I'm not suggesting we burn all our masks in a ceremonial bonfire. The truth is more nuanced — sometimes masks serve a temporary purpose or help us grow into new capacities.

Authentic leadership coaching teaches that discernment is key: knowing when a mask is a helpful tool for growth versus when it becomes a harmful shield.

The Unmasking Process

Unmasking isn't an overnight process — it's a journey. Here's the process I guide my clients through:

  • Awareness

  • Name the mask

  • Identify the core emotions being covered

  • Create safety to experience those emotions

  • Practice authentic expression

Throughout this process, authentic leadership coaching plays a crucial role in creating the emotional safety needed to navigate these shifts.

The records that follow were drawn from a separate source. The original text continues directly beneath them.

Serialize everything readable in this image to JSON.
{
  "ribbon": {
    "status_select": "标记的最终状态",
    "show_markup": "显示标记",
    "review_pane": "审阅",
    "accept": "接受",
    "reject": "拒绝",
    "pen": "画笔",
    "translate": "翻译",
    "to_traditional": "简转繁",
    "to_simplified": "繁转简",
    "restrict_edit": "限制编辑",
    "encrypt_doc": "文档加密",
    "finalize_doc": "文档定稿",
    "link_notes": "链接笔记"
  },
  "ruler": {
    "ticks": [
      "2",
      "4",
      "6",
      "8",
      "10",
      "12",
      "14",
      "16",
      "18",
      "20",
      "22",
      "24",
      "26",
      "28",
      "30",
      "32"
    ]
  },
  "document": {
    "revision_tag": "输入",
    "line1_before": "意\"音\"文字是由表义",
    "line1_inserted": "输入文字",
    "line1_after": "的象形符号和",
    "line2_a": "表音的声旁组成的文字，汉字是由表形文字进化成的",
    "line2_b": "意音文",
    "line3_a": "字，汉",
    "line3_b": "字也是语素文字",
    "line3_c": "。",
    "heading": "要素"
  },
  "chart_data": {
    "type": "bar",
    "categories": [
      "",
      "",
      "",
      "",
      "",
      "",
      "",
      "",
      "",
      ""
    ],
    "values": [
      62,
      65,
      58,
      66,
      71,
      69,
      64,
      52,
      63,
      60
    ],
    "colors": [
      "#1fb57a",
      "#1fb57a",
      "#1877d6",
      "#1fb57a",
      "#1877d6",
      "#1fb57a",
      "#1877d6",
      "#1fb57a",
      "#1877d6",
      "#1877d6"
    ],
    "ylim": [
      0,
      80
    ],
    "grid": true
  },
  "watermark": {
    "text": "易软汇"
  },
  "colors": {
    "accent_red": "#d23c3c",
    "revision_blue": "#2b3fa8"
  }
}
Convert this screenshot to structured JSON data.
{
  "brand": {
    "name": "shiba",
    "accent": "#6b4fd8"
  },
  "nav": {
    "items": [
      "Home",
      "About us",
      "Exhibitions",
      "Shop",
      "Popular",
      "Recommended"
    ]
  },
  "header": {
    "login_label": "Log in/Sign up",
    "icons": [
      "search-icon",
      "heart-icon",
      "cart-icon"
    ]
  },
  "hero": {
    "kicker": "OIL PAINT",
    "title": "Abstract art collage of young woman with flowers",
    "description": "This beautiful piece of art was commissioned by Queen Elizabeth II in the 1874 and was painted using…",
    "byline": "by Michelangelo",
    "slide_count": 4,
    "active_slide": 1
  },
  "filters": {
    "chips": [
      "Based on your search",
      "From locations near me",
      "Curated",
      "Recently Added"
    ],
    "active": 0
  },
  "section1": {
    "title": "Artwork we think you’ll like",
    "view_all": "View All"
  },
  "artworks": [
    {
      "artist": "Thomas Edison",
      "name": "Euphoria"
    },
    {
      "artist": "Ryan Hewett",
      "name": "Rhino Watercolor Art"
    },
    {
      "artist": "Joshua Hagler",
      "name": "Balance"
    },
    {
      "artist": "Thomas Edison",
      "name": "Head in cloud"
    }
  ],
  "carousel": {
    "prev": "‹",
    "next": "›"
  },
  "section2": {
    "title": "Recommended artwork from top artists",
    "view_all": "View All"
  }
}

Show Your Face, For Us All!

The tech industry has its share of popular masks, but beneath these personas is something far more powerful. Your unmasked leadership — your authentic leadership — has a power no mask can replicate.

Eventually, the goal is to lead fearlessly with your true face. And if you’re looking for support in that journey, authentic leadership coaching can be one of the most powerful investments you’ll ever make.

Because no mask, no matter how impressive, will ever be as powerful as your authentic self. The world needs the spice and variety that only you can bring.